Selasa, 21 Jun 2016 10:53 WIB

Peluncuran Satelit BRI

Mendapat Jatah Slot Satelit Susah, Jadi Harus Dijaga

Ardhi Suryadhi - detikInet
Foto: Peluncuran satelit BRIsat (foto: Ariane Space) Foto: Peluncuran satelit BRIsat (foto: Ariane Space)
Jakarta - Bisnis satelit tak cuma terkait perlunya sokongan dana super besar. Untuk mendapatkan jatah slot orbit sebagai tempat satelit tersebut mengangkasa pun bukan perkara gampang.

Pengamat telekomunikasi Heru Sutadi menegaskan, slot orbit itu sangat sulit didapatkan karena harus antri di International Telecommunication Union (ITU).

"Jadi kalau sudah dialokasikan harus dijaga slotnya dengan cara terus menempatkan satelit di orbitnya," ujar mantan anggota Badan Regulasi Telekomunikasi Indonesia (BRTI) itu saat berbincang dengan detikINET.
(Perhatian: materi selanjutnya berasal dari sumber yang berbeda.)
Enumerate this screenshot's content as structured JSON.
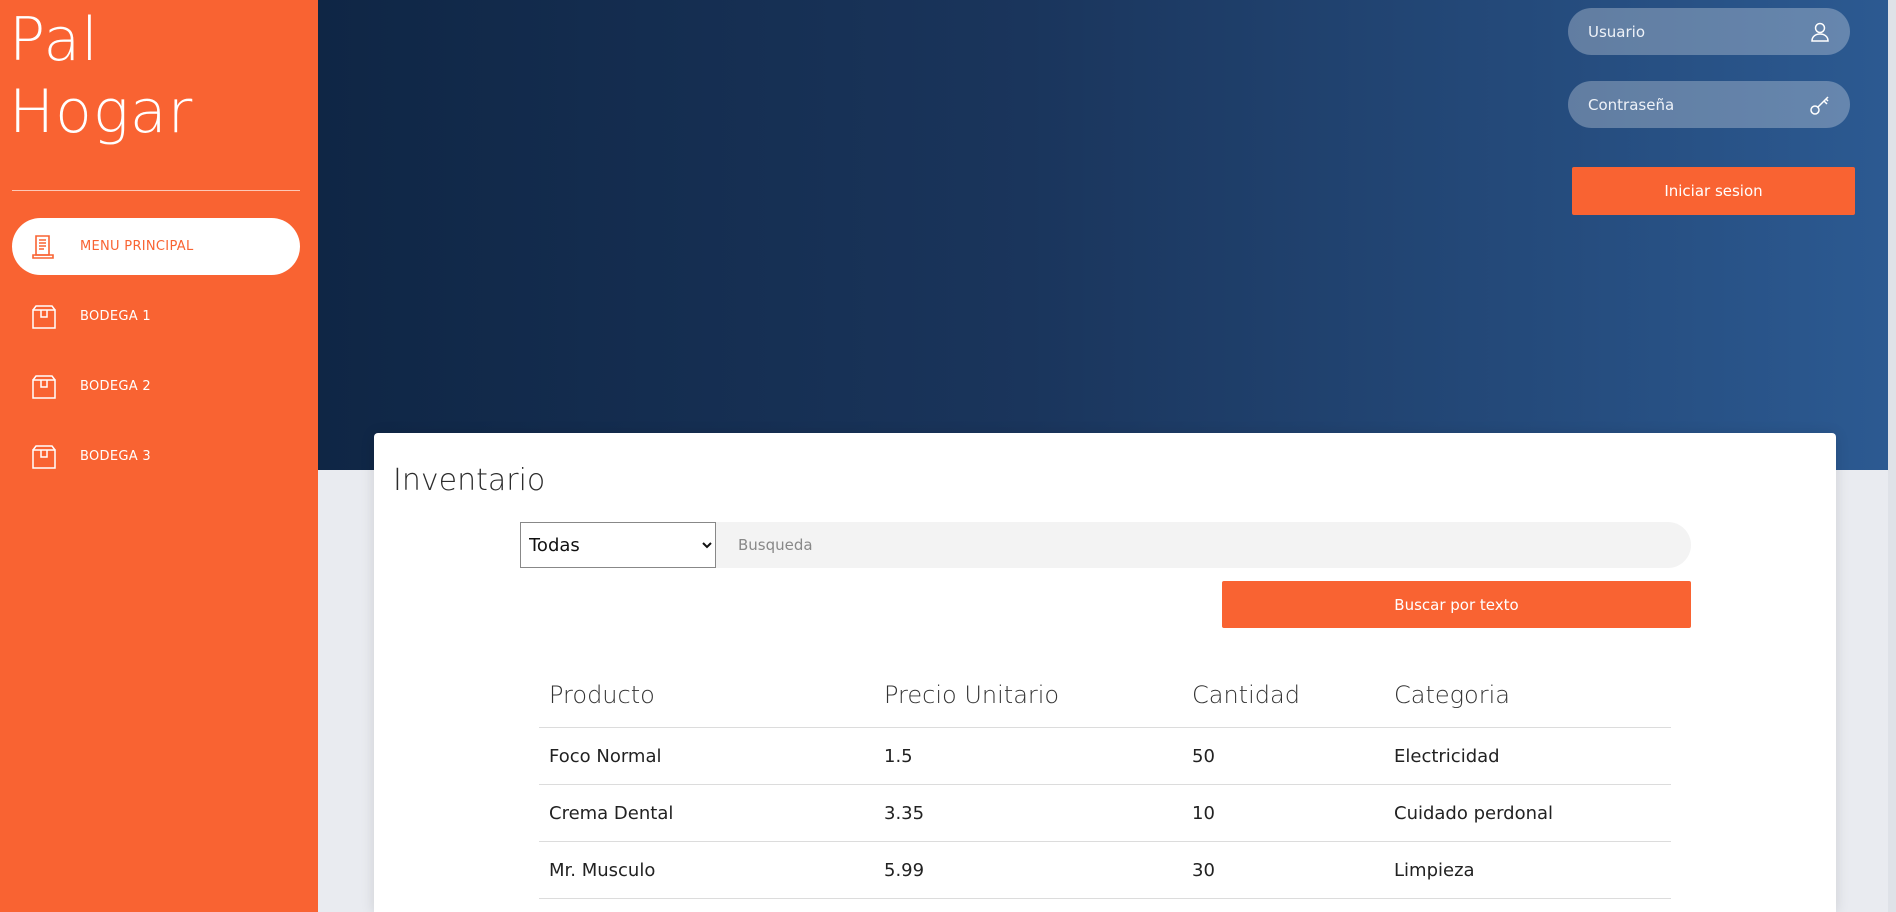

Sebab jika umur satelit habis, harus segera diisi lagi. Atau kalau sudah meminta dan dialokasikan dikasih waktu dua tahun untuk meluncurkan satelit karena slot orbit terbatas.

Hal ini juga berlaku untuk satelit milik Bank Rakyat Indonesia (BRI) yang baru saja meluncur. Satelit BRIsat — nama satelit tersebut -- mengisi filing orbit satelit 150.5 BT dan akan menjangkau wilayah Indonesia, ASEAN, Asia Timur termasuk sebagian China, Laut Pasifik termasuk Hawaii dan Australia Barat.

Hak penggunaan slot orbit yang diisi BRIsat sendiri sebelumnya dipegang oleh indosat. Namun setelah Indosat lama tidak ada kejelasan soal pengisian satelit ini, pemerintah khawatir jika tidak segera diputuskan slot orbit tersebut bisa hilang dan akan dinilai merugikan kepentingan negara.

Di saat yang sama, BRI butuh transponder dan punya modal cukup untuk meluncurkan satelit. Sehingga akhirnya BRI yang ditunjuk mengelola slot orbit yang berada di atas langit Papua tersebut.

"Nah dalam kasus Indosat kan agak mengulur-ulur waktu dan terakhir mereka hanya bisa sistem kondosat, sehingga ketika BRI berminat dan ada uang langsung ditunjuk BRI," kata Heru.

Terlebih, pengelolaan satelit membutuhkan dana yang cukup menguras kantong. Sehingga jika kondisi keuangan perusahaan tidak mumpuni, sulit rasanya untuk mempertahankan slot orbit tersebut.

"Indosat sendiri kan memang lagi didera masalah keuangan (saat itu), dan tampaknya memang tidak berniat meluncurkan satelit. Satelit kan mahal dan dalam kondisi keuangan yang tidak baik akan membuat perusahaan juga terhuyung-huyung," pungkasnya.

Sebelumnya, Direktur utama BRI Asmawi Syam mengungkapkan pihaknya mengalokasikan dana USD 250 juta atau setara Rp 3,375 triliun untuk membeli satelit dari Space Systems/Loral, LLC (SSL) Palo Alto, California.

Angka tersebut terlihat besar namun tak seberapa bila dihitung dengan manfaat dan efisiensi biaya operasional BRI yang akan diperoleh setiap tahun.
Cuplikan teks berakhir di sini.